小説

『きみょうなしごと』くろいわゆうり(『「判決」「流刑地にて」「城」』)

 

 

(1)

 モロがこのスーパーを訪れたのは7年ぶりだった。隣接していたTSUTAYAがなくなって店舗がいっきに拡張していた。3000台近く収容の駐車場。10万㎡の広大な店舗エリア。ゴシック建築を応用した西洋的な趣の外観。スーパーというよりはショッピングモール。ショッピングモールというよりは茫洋な城だった。ただ、「スーパー○○」という屋号なのだからスーパーと呼ばないと失礼にあたるだろう。

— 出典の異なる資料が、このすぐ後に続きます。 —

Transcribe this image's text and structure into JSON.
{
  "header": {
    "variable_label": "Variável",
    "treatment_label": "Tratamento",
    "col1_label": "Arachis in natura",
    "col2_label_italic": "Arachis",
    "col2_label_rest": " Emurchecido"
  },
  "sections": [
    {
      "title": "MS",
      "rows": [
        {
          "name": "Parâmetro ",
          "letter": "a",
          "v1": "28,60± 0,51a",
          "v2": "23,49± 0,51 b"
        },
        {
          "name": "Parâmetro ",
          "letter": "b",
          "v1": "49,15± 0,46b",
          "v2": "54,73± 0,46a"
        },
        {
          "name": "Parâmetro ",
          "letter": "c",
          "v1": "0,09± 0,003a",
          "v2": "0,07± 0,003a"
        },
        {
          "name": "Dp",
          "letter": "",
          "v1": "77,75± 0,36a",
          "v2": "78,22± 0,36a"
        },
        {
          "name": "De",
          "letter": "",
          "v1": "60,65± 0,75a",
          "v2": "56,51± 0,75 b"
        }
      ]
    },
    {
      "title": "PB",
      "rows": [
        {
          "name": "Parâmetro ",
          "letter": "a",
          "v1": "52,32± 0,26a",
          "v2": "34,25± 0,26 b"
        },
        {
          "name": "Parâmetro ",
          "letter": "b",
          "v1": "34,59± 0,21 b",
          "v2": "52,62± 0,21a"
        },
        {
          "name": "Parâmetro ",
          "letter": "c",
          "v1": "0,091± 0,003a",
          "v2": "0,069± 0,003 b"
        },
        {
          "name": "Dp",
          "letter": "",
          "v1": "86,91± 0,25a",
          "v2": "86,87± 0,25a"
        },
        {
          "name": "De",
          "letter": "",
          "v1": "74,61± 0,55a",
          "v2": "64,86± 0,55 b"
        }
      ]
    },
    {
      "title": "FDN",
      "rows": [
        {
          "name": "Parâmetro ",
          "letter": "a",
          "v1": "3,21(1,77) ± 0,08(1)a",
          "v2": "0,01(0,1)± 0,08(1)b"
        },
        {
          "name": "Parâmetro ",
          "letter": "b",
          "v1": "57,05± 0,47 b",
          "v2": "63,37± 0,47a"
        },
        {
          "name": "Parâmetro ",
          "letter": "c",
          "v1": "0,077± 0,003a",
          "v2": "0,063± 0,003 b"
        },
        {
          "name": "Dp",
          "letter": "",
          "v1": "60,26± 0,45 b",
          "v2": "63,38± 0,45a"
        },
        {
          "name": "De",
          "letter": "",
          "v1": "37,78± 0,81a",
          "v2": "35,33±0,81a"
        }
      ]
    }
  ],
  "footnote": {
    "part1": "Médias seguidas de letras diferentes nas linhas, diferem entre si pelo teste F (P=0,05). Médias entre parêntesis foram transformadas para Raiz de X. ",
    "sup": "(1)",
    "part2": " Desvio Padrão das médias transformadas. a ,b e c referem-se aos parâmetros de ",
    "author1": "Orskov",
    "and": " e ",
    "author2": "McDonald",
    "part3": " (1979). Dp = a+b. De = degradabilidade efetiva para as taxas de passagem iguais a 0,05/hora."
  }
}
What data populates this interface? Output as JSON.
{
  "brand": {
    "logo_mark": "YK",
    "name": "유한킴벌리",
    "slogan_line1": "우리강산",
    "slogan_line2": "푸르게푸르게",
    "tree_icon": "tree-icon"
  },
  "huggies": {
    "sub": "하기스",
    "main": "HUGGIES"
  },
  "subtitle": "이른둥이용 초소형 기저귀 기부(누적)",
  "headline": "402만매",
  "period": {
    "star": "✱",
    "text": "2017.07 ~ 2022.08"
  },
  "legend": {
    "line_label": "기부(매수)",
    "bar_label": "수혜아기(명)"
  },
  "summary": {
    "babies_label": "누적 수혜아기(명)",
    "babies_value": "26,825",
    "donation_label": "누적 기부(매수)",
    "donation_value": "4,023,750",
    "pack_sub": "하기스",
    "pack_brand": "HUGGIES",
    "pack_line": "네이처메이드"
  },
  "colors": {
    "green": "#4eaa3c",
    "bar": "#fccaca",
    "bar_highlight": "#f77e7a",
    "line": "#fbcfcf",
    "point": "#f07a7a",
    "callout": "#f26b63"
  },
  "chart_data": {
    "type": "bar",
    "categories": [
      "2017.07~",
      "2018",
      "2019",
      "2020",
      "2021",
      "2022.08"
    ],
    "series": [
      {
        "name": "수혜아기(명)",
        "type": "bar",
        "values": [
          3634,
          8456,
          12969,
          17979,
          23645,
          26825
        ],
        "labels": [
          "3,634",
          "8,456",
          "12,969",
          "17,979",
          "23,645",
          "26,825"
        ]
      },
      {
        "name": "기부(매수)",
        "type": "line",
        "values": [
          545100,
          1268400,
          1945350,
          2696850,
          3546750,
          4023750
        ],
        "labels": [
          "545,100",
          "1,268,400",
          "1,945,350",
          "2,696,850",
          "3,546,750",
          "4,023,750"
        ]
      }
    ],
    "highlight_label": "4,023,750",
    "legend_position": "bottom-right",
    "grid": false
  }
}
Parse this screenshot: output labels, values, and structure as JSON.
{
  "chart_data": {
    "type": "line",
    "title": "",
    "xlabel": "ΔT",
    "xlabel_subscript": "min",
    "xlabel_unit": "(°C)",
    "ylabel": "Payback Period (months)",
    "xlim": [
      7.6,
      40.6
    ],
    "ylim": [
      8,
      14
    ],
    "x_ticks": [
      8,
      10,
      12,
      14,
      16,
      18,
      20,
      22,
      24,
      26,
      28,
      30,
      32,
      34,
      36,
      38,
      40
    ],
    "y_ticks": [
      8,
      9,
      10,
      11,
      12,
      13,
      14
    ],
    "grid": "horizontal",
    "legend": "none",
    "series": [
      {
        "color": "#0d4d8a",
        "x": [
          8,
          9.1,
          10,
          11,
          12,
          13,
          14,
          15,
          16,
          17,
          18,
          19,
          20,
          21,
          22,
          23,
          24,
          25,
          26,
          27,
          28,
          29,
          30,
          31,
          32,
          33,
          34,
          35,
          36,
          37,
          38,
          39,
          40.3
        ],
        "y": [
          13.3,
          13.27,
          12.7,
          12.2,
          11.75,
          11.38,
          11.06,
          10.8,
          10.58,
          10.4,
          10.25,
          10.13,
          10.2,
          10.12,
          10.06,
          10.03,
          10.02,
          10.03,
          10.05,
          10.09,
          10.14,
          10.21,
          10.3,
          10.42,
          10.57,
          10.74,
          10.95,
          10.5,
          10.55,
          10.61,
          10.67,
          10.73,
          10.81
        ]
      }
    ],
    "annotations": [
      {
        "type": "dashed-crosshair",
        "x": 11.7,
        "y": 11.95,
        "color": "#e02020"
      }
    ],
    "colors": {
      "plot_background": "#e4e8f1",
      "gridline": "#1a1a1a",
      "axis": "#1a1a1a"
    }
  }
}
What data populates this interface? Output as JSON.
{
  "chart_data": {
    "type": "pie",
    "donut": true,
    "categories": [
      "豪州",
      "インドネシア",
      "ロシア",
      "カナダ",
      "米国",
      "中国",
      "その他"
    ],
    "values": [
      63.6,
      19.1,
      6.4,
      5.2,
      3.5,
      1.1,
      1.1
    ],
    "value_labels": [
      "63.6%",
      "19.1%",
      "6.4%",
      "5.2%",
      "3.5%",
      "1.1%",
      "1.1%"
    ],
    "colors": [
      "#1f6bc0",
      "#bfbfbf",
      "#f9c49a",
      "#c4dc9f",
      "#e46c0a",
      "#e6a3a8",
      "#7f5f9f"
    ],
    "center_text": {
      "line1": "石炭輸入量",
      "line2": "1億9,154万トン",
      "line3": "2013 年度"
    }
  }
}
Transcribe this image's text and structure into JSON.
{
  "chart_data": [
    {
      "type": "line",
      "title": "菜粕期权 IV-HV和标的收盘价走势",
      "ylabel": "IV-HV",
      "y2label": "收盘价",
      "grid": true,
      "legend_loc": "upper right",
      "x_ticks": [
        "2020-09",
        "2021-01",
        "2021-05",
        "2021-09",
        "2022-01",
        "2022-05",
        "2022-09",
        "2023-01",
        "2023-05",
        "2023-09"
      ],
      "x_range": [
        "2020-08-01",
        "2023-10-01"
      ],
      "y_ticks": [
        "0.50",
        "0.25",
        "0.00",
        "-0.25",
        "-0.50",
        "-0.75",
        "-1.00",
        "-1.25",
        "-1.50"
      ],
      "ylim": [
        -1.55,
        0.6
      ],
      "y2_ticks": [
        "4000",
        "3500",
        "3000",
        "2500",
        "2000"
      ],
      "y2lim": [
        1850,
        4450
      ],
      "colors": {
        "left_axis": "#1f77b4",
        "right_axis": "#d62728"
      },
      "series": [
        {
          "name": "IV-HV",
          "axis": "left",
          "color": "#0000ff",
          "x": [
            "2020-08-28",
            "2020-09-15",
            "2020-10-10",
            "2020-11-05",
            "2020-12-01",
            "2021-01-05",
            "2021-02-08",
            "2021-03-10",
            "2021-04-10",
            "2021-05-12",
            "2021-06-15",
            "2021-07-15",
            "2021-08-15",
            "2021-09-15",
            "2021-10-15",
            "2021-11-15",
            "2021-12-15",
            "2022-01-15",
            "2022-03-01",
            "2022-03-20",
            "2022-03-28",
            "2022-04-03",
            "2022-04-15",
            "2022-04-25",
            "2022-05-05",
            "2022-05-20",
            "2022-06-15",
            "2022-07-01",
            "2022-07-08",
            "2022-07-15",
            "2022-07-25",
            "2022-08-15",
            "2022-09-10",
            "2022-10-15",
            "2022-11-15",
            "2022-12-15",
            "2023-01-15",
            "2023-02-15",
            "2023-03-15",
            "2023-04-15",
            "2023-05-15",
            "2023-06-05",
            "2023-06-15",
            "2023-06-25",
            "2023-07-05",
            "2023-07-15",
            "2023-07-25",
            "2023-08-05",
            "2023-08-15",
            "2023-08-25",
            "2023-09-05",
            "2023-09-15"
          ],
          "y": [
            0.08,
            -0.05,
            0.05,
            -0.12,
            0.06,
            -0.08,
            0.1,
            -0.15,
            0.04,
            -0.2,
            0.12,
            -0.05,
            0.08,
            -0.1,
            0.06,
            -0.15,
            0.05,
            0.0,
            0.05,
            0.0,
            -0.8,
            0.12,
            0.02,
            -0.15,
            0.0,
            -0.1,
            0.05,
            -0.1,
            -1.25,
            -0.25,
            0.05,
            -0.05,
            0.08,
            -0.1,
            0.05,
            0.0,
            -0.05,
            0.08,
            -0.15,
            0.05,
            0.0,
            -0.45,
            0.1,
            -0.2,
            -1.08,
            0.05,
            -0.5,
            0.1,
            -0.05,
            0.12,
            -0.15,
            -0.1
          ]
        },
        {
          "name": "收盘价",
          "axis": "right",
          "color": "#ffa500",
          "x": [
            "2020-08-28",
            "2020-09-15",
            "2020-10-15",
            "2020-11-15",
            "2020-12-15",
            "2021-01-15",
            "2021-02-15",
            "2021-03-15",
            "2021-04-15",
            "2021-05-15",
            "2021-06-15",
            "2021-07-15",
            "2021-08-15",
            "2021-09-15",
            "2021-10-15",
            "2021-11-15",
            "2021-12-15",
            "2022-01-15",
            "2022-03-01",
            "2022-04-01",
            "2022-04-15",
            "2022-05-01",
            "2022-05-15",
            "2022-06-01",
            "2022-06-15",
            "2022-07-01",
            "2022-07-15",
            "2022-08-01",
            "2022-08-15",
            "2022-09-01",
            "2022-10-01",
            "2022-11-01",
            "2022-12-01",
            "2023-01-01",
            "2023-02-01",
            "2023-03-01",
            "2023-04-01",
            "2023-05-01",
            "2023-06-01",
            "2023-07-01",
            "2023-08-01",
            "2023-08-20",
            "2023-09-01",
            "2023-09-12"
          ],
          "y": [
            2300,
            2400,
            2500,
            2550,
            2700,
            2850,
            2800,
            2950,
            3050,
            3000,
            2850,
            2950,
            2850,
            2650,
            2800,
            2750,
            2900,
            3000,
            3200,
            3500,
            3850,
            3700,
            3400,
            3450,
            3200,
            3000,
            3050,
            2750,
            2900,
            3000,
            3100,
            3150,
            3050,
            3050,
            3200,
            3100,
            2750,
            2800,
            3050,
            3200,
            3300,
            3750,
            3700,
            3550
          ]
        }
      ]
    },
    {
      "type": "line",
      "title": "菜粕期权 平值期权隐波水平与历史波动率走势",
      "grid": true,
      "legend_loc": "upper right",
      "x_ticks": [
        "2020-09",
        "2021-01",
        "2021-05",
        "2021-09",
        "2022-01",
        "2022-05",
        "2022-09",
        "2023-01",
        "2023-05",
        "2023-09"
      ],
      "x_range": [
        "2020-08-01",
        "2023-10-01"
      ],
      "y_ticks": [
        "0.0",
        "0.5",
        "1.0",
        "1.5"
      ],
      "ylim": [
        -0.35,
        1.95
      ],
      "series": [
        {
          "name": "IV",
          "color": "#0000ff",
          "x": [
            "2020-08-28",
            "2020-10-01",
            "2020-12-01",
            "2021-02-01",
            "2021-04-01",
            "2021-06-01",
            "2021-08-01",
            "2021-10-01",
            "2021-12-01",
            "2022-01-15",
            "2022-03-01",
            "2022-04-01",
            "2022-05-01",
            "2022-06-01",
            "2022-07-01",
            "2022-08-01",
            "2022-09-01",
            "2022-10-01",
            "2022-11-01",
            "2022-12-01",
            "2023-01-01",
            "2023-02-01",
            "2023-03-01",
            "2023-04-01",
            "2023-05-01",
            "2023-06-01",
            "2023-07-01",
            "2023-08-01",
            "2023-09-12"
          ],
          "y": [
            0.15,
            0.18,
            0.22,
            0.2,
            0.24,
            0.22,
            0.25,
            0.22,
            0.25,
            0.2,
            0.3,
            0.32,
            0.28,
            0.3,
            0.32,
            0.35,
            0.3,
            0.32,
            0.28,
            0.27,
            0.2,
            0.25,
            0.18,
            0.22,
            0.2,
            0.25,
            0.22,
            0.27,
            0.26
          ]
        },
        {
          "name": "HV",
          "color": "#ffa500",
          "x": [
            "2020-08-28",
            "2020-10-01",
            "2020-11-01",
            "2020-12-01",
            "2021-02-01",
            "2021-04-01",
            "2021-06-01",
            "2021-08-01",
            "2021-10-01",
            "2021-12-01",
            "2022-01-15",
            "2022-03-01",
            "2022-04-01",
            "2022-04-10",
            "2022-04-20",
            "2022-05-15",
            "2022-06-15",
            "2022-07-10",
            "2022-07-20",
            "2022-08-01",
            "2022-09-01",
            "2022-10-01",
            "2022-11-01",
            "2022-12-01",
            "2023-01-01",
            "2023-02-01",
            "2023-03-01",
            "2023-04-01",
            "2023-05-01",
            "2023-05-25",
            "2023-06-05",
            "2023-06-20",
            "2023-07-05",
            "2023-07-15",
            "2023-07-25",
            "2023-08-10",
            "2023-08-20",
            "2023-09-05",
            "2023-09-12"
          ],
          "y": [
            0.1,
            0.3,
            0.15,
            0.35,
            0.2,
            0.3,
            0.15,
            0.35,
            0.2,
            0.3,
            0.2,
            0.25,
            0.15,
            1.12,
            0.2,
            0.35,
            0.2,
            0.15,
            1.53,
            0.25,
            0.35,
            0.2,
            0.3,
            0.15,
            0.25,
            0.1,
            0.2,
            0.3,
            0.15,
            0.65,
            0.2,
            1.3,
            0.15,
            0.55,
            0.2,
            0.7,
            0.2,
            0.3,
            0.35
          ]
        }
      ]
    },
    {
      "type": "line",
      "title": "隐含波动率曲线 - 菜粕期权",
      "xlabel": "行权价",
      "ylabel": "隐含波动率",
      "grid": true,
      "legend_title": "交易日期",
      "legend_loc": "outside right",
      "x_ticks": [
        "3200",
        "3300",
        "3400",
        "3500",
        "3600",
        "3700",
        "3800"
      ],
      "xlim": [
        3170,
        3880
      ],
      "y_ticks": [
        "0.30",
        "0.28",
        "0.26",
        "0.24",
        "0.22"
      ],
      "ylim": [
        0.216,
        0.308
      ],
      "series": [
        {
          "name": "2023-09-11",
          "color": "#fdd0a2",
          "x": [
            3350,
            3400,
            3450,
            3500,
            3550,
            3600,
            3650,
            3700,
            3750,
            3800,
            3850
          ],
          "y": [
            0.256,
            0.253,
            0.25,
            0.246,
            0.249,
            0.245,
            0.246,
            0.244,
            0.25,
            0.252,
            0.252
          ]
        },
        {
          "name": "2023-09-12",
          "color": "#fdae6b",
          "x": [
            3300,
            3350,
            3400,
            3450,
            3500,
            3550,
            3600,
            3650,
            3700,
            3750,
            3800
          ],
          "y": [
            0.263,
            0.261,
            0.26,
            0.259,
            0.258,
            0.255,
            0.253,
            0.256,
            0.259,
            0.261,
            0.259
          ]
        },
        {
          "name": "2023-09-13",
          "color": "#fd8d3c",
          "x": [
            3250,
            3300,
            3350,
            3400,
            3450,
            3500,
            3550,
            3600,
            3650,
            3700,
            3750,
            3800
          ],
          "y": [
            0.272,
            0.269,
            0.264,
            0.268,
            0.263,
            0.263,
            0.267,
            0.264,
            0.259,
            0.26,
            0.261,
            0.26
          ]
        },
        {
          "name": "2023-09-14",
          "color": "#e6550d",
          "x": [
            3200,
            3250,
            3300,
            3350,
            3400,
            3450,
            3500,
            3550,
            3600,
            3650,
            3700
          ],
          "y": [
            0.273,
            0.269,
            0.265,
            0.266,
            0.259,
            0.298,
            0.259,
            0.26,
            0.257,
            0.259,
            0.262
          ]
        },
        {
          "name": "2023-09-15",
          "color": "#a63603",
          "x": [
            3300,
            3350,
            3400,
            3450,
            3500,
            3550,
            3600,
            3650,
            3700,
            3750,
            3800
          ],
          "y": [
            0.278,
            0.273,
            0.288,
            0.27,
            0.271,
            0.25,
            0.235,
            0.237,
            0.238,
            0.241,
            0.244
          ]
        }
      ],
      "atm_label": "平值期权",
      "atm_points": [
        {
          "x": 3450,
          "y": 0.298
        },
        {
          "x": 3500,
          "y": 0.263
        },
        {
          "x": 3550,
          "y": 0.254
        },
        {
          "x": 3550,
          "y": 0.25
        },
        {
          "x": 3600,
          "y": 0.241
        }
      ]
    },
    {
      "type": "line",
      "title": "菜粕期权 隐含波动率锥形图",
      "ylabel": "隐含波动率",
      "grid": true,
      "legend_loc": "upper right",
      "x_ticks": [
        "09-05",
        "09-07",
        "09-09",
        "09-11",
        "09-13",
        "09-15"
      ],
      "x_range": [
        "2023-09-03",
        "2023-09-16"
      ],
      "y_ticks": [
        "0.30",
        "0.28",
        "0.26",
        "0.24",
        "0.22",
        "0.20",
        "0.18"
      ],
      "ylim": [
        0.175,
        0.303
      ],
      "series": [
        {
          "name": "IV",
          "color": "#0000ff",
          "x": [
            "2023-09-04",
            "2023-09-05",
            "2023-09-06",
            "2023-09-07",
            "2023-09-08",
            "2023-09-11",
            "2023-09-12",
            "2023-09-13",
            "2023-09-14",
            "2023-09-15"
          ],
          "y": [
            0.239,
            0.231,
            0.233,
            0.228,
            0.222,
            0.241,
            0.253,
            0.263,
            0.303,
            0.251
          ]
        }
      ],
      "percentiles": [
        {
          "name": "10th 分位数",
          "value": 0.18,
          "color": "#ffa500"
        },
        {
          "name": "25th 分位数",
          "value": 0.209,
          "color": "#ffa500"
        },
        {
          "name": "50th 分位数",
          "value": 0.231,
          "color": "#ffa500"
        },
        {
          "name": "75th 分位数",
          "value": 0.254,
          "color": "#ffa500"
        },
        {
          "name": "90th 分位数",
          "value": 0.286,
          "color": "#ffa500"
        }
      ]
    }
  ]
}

 フェスティバルとは無縁のただの平日だというのに、店内はたいへんな賑わいだった。近隣住民はもちろん、遠方からの客も多かった。そして、その賑やかさは人の量だけが理由ではなかった。店内BGM―KING GNUやYOASOBIなどの令和のヒット曲が大音量で流れていた。子供らは大声で歌っていた。歌詞は合っていたり、間違っていた。間違えるときは「少し」ではなく「大きく」間違っていた。本当にデタラメで、人によっては不快感をいだいた。中には発狂して近隣の精神病院へそのまま運ばれるものもいた。無自覚な暴力をふるう性分こそ子供なのだ。こういった田舎では、とくにそれは顕著だろう。

 とそのとき、米津玄師の「感電」が流れはじめた。この曲の歌詞はボリス・ヴィアンを意識している箇所があるとモロは思う。このうんちくを同僚のクロエエリカに話したことがあった。これといった反応はなかった。以前SNSでエリカが「米津好き」だと投稿していたからそういう話題をふったのだが、エリカは実はさほど米津が好きではなかった。エリカが「本当に好きなもの」をモロは知らなかった。会えばいつも話すのだが、モロがエリカのなにかを本質的にとらえることはなかった。おうおうにして他者と嚙みあわないことがあるという自覚がモロにはあった。他者がもっているなにかしらの心理がないような気がした。

 それは家庭環境が起因しているとモロは思う。学のある両親のもとそれなりの教養は育まれたが、温かい家庭ではなかった。父のせいであるし、母のせいでもあった。モロが都会にでて、そうとうな時間が経ち、当時の記憶はおぼろげだ。しかし、たまに当時の冷えた記憶を思いだし、肺が睡蓮となってしぼむような感覚におそわれた。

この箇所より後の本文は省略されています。